@entro314labs/mdd
Version:
Semantic document layer for AI-to-Office pipeline. Transform markdown into professional PDF/DOCX with preserved document structure.
289 lines (207 loc) • 7.81 kB
Markdown
# MDD (Markdown Document) Specification
## Core Purpose
**Problem:** AI-generated markdown and business document workflows are disconnected. Converting between markdown ↔ PDF/DOCX loses document structure, semantic meaning, and professional formatting.
**Solution:** MDD extends markdown with minimal semantic directives that preserve document structure throughout the conversion pipeline. The result is a format that bridges AI content generation with professional document output.
**Goal:** Edit documents as readable markdown, convert to professional PDF/DOCX/HTML with high fidelity while preserving semantic structure.
## Philosophy
- **Minimal syntax** - Barely more than standard markdown. If you know markdown, you know 90% of MDD.
- **Semantic preservation** - Directives capture document _intent_ (letterhead, signature), not just _appearance_ (bold, centered).

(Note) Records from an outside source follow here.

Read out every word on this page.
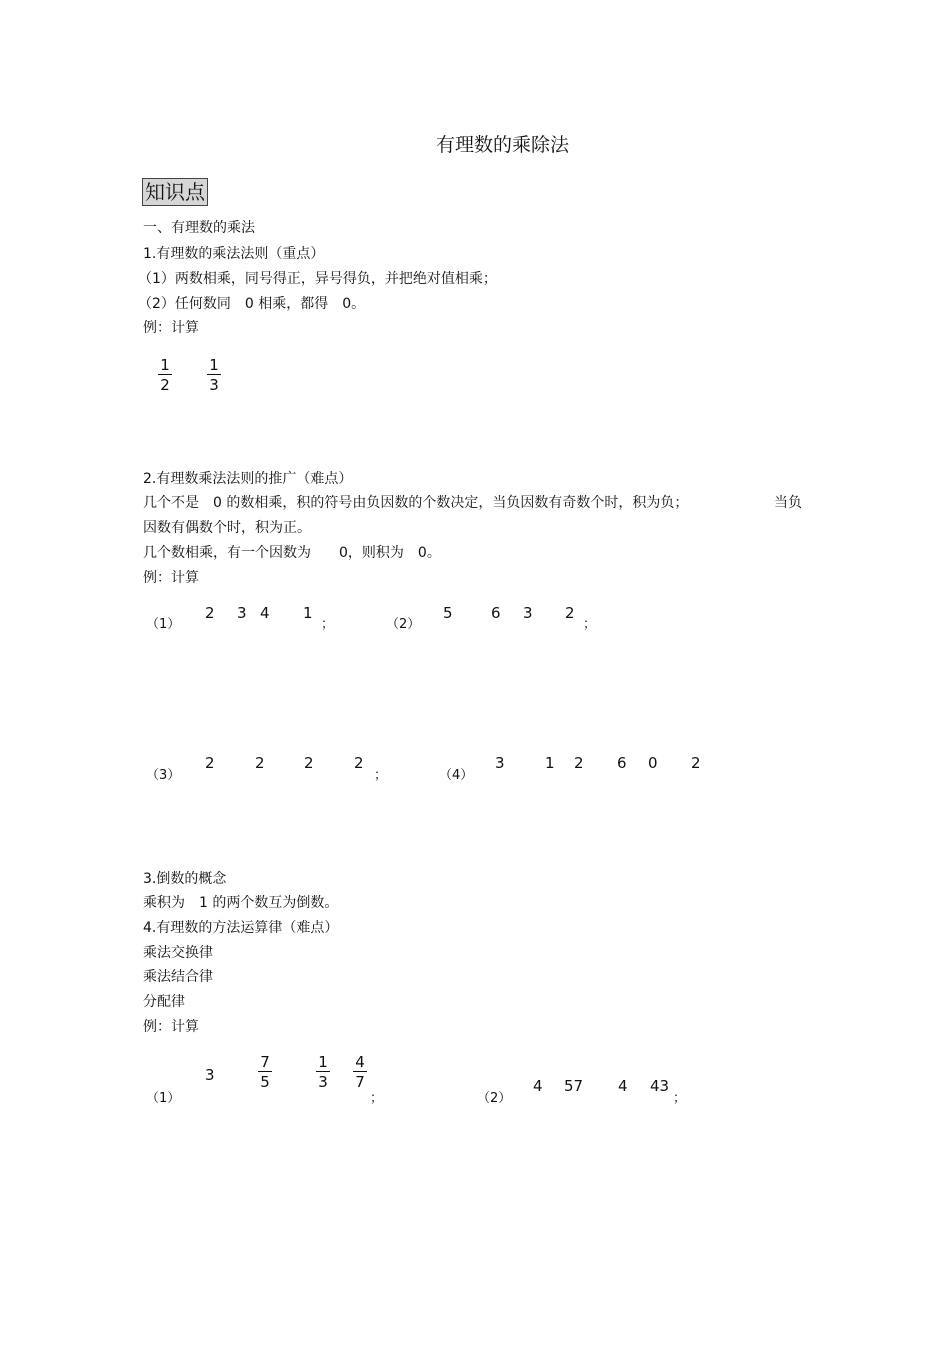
有理数的乘除法
知识点
一、有理数的乘法
1.有理数的乘法法则（重点）
（1）两数相乘，同号得正，异号得负，并把绝对值相乘；
（2）任何数同　0 相乘，都得　0。
例：计算
$\frac{1}{2} \frac{1}{3}$
2.有理数乘法法则的推广（难点）
几个不是　0 的数相乘，积的符号由负因数的个数决定，当负因数有奇数个时，积为负；	当负
因数有偶数个时，积为正。
几个数相乘，有一个因数为　　0，则积为　0。
例：计算
（1）
2 3 4 1
；	（2）
5	6 3 2
；
（3）
2	2	2	2
；	（4）
3	1 2 6 0 2
3.倒数的概念
乘积为　1 的两个数互为倒数。
4.有理数的方法运算律（难点）
乘法交换律
乘法结合律
分配律
例：计算
（1）
3	$\frac{7}{5}$	$\frac{1}{3} \frac{4}{7}$
；	（2）
4 57 4 43
；
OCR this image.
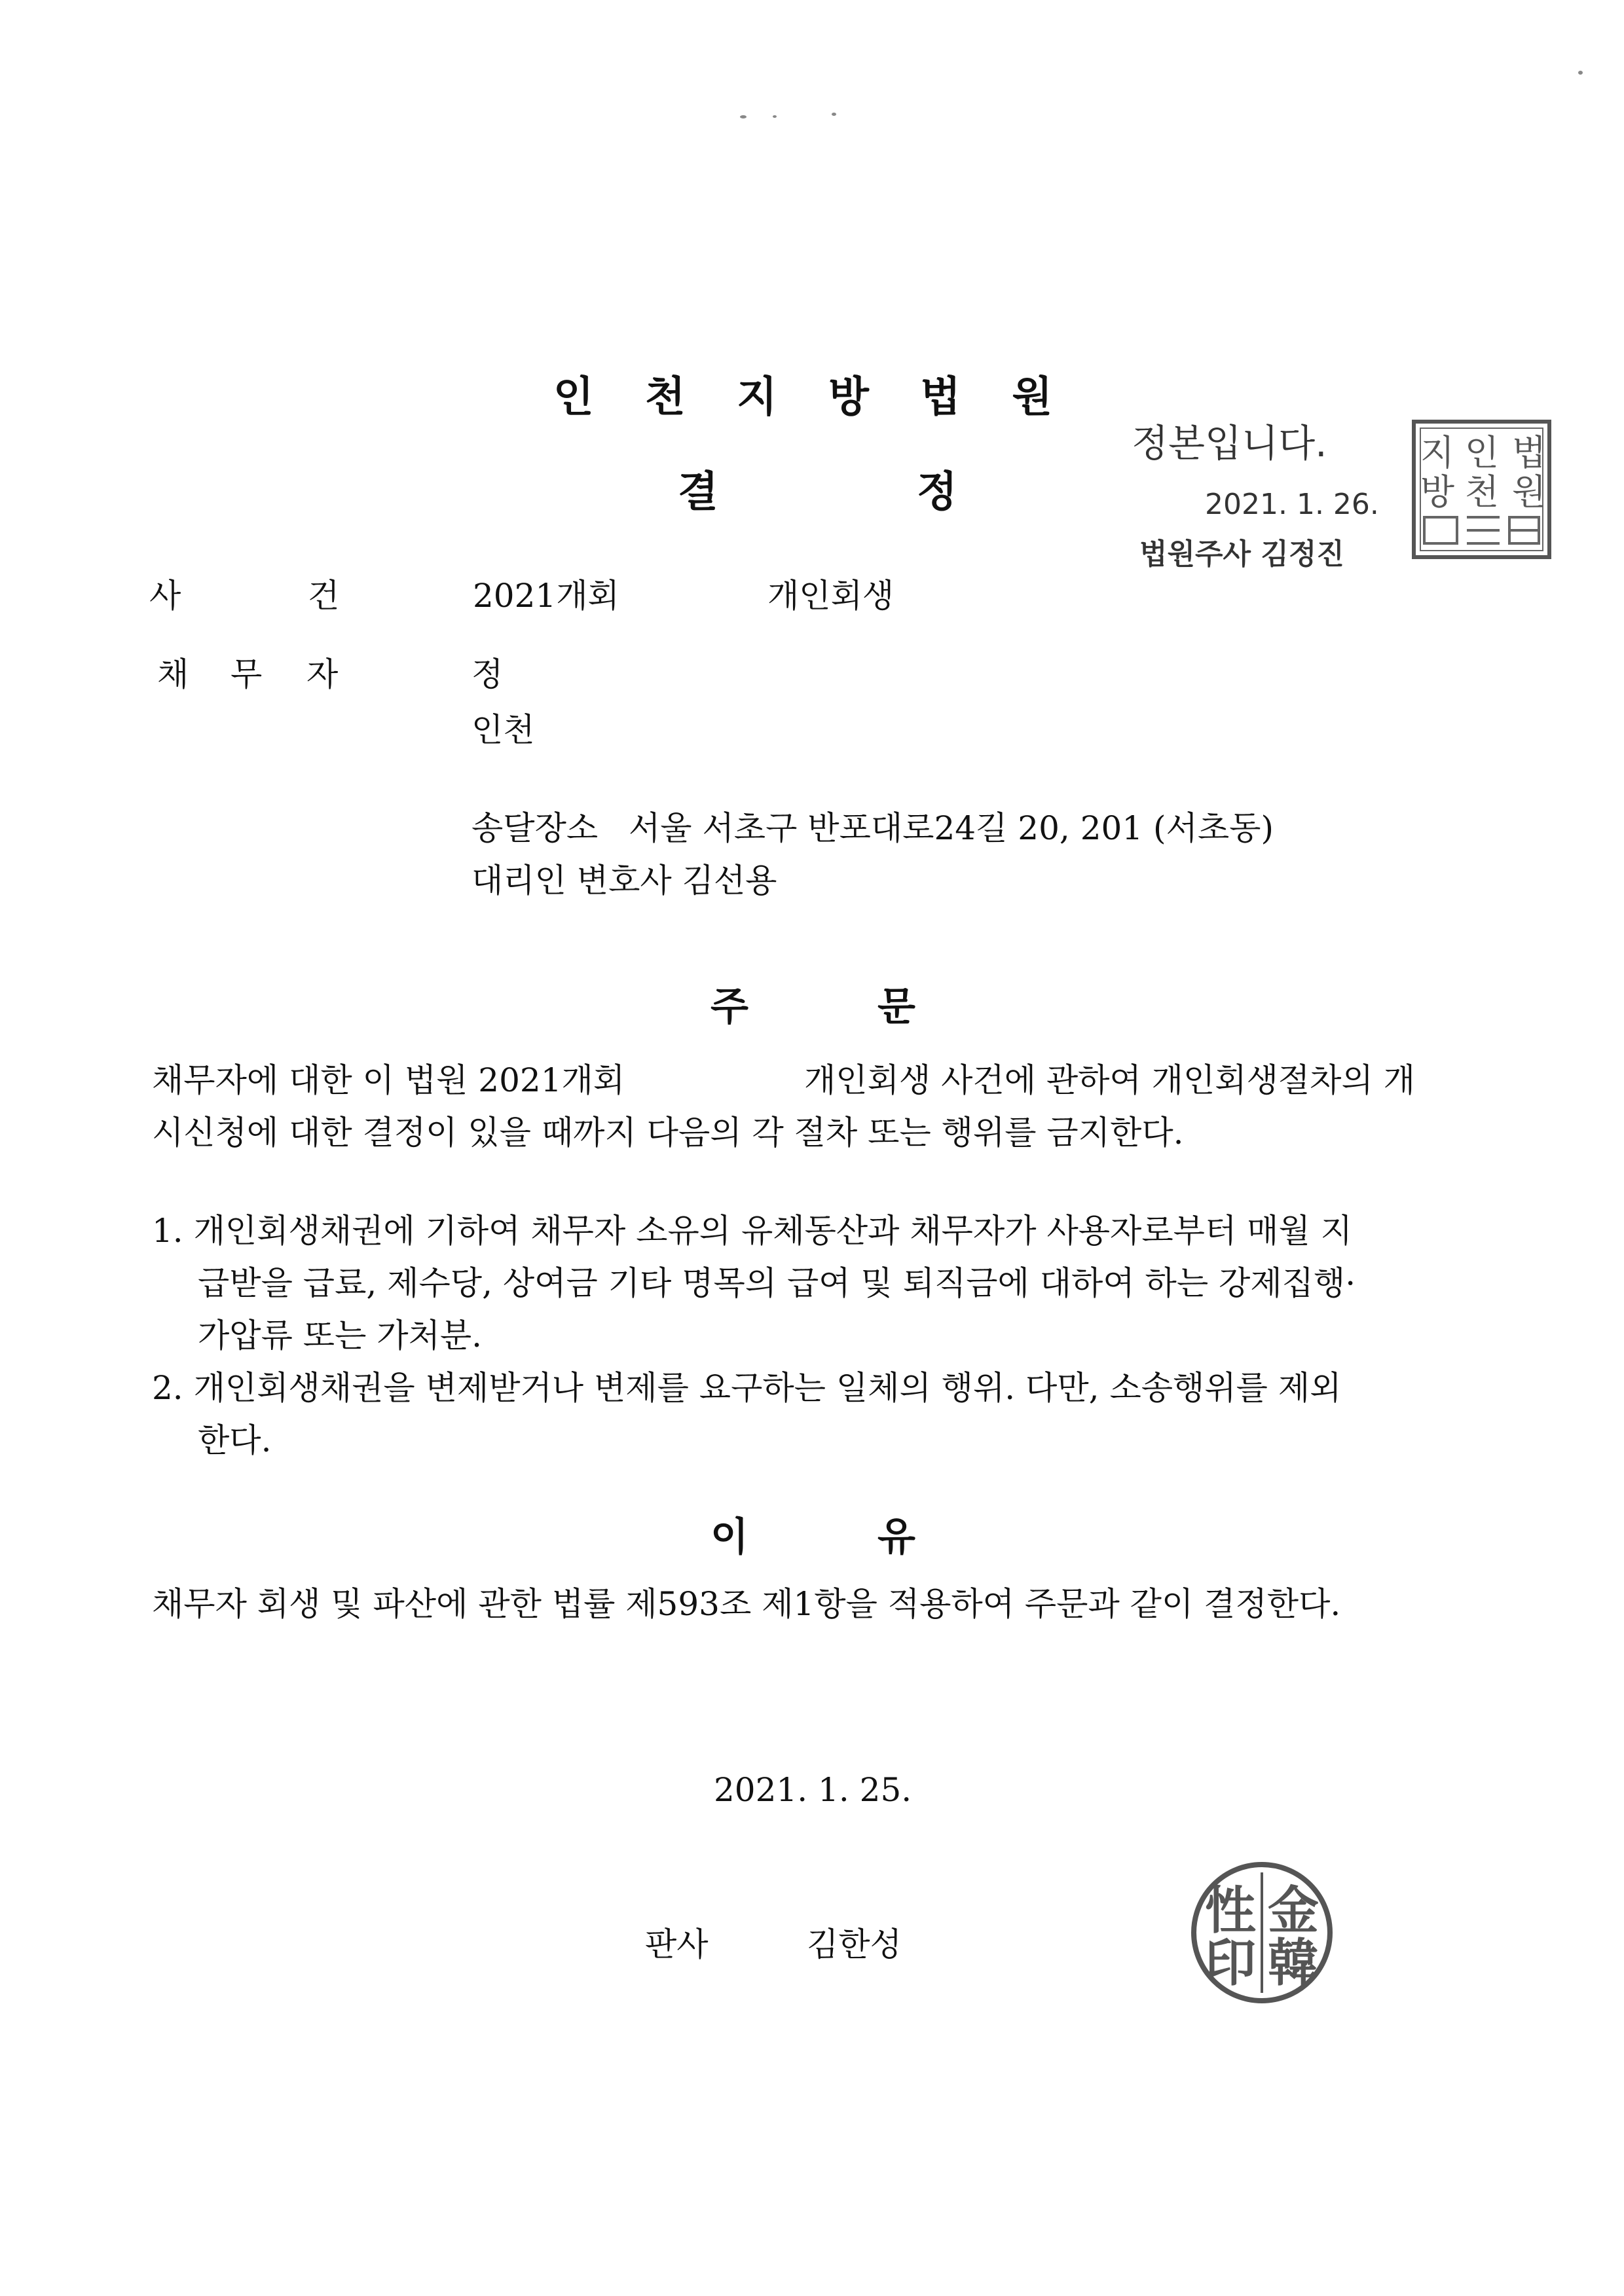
인 천 지 방 법 원
결	정
정본입니다.
2021. 1. 26.
법원주사 김정진
법
원
인
천
지
방
사	건	2021개회	개인회생
채 무 자	정
인천
송달장소 서울 서초구 반포대로24길 20, 201 (서초동)
대리인 변호사 김선용
주	문
채무자에 대한 이 법원 2021개회	개인회생 사건에 관하여 개인회생절차의 개
시신청에 대한 결정이 있을 때까지 다음의 각 절차 또는 행위를 금지한다.
1. 개인회생채권에 기하여 채무자 소유의 유체동산과 채무자가 사용자로부터 매월 지
급받을 급료, 제수당, 상여금 기타 명목의 급여 및 퇴직금에 대하여 하는 강제집행·
가압류 또는 가처분.
2. 개인회생채권을 변제받거나 변제를 요구하는 일체의 행위. 다만, 소송행위를 제외
한다.
이	유
채무자 회생 및 파산에 관한 법률 제593조 제1항을 적용하여 주문과 같이 결정한다.
2021. 1. 25.
판사	김한성
金
韓
性
印
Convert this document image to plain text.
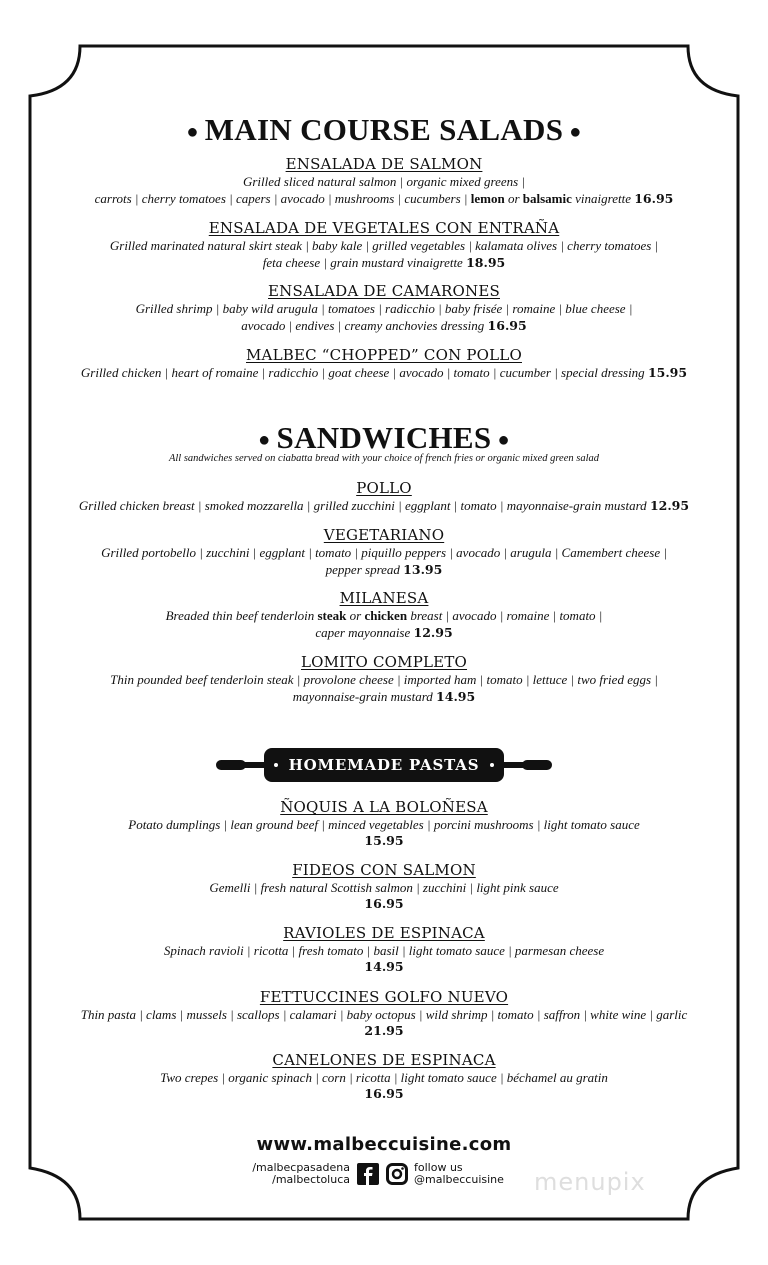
● MAIN COURSE SALADS ●
ENSALADA DE SALMON
Grilled sliced natural salmon | organic mixed greens |
carrots | cherry tomatoes | capers | avocado | mushrooms | cucumbers | lemon or balsamic vinaigrette 16.95
ENSALADA DE VEGETALES CON ENTRAÑA
Grilled marinated natural skirt steak | baby kale | grilled vegetables | kalamata olives | cherry tomatoes |
feta cheese | grain mustard vinaigrette 18.95
ENSALADA DE CAMARONES
Grilled shrimp | baby wild arugula | tomatoes | radicchio | baby frisée | romaine | blue cheese |
avocado | endives | creamy anchovies dressing 16.95
MALBEC “CHOPPED” CON POLLO
Grilled chicken | heart of romaine | radicchio | goat cheese | avocado | tomato | cucumber | special dressing 15.95
● SANDWICHES ●
All sandwiches served on ciabatta bread with your choice of french fries or organic mixed green salad
POLLO
Grilled chicken breast | smoked mozzarella | grilled zucchini | eggplant | tomato | mayonnaise-grain mustard 12.95
VEGETARIANO
Grilled portobello | zucchini | eggplant | tomato | piquillo peppers | avocado | arugula | Camembert cheese |
pepper spread 13.95
MILANESA
Breaded thin beef tenderloin steak or chicken breast | avocado | romaine | tomato |
caper mayonnaise 12.95
LOMITO COMPLETO
Thin pounded beef tenderloin steak | provolone cheese | imported ham | tomato | lettuce | two fried eggs |
mayonnaise-grain mustard 14.95
ÑOQUIS A LA BOLOÑESA
Potato dumplings | lean ground beef | minced vegetables | porcini mushrooms | light tomato sauce
15.95
FIDEOS CON SALMON
Gemelli | fresh natural Scottish salmon | zucchini | light pink sauce
16.95
RAVIOLES DE ESPINACA
Spinach ravioli | ricotta | fresh tomato | basil | light tomato sauce | parmesan cheese
14.95
FETTUCCINES GOLFO NUEVO
Thin pasta | clams | mussels | scallops | calamari | baby octopus | wild shrimp | tomato | saffron | white wine | garlic
21.95
CANELONES DE ESPINACA
Two crepes | organic spinach | corn | ricotta | light tomato sauce | béchamel au gratin
16.95
HOMEMADE PASTAS
www.malbeccuisine.com
/malbecpasadena
/malbectoluca
follow us
@malbeccuisine	menupix
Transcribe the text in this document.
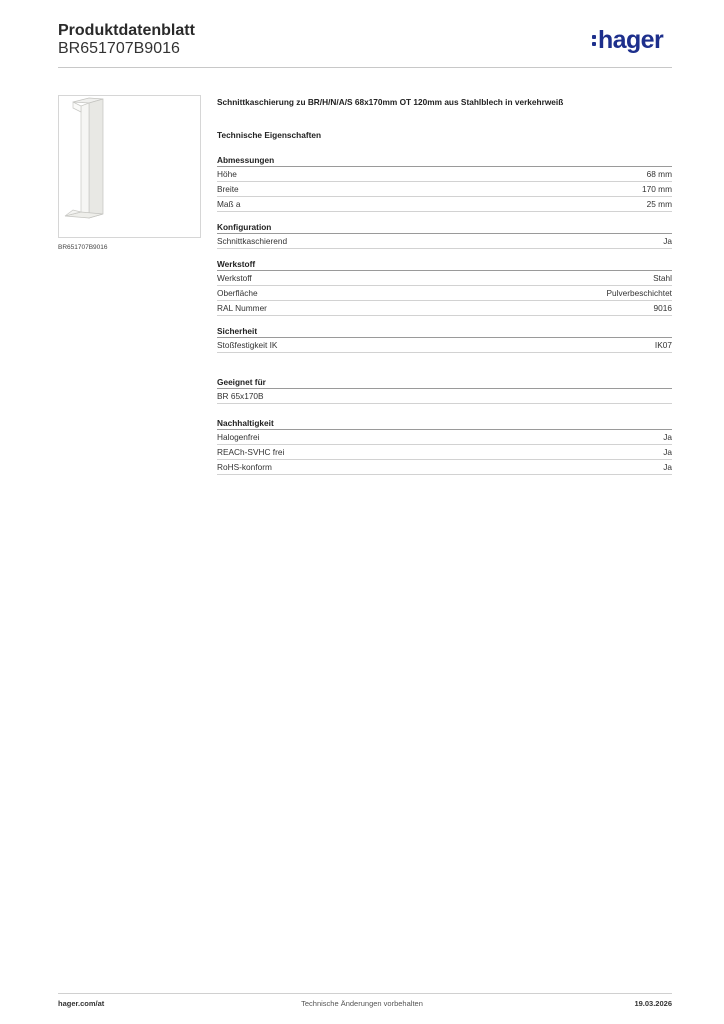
Produktdatenblatt
BR651707B9016	hager
BR651707B9016
Schnittkaschierung zu BR/H/N/A/S 68x170mm OT 120mm aus Stahlblech in verkehrweiß
Technische Eigenschaften
Abmessungen
Höhe	68 mm
Breite	170 mm
Maß a	25 mm
Konfiguration
Schnittkaschierend	Ja
Werkstoff
Werkstoff	Stahl
Oberfläche	Pulverbeschichtet
RAL Nummer	9016
Sicherheit
Stoßfestigkeit IK	IK07
Geeignet für
BR 65x170B
Nachhaltigkeit
Halogenfrei	Ja
REACh-SVHC frei	Ja
RoHS-konform	Ja
hager.com/at	Technische Änderungen vorbehalten	19.03.2026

This enables high-fidelity multi-format conversion.
- **Multi-format output** - Single source generates HTML (preview), PDF (final), and DOCX (collaborative editing).
- **AI workflow ready** - Designed for the modern content pipeline where AI generates markdown and businesses need professional documents.
- **Professional output** - Documents indistinguishable from Word/LaTeX originals, with zero configuration required.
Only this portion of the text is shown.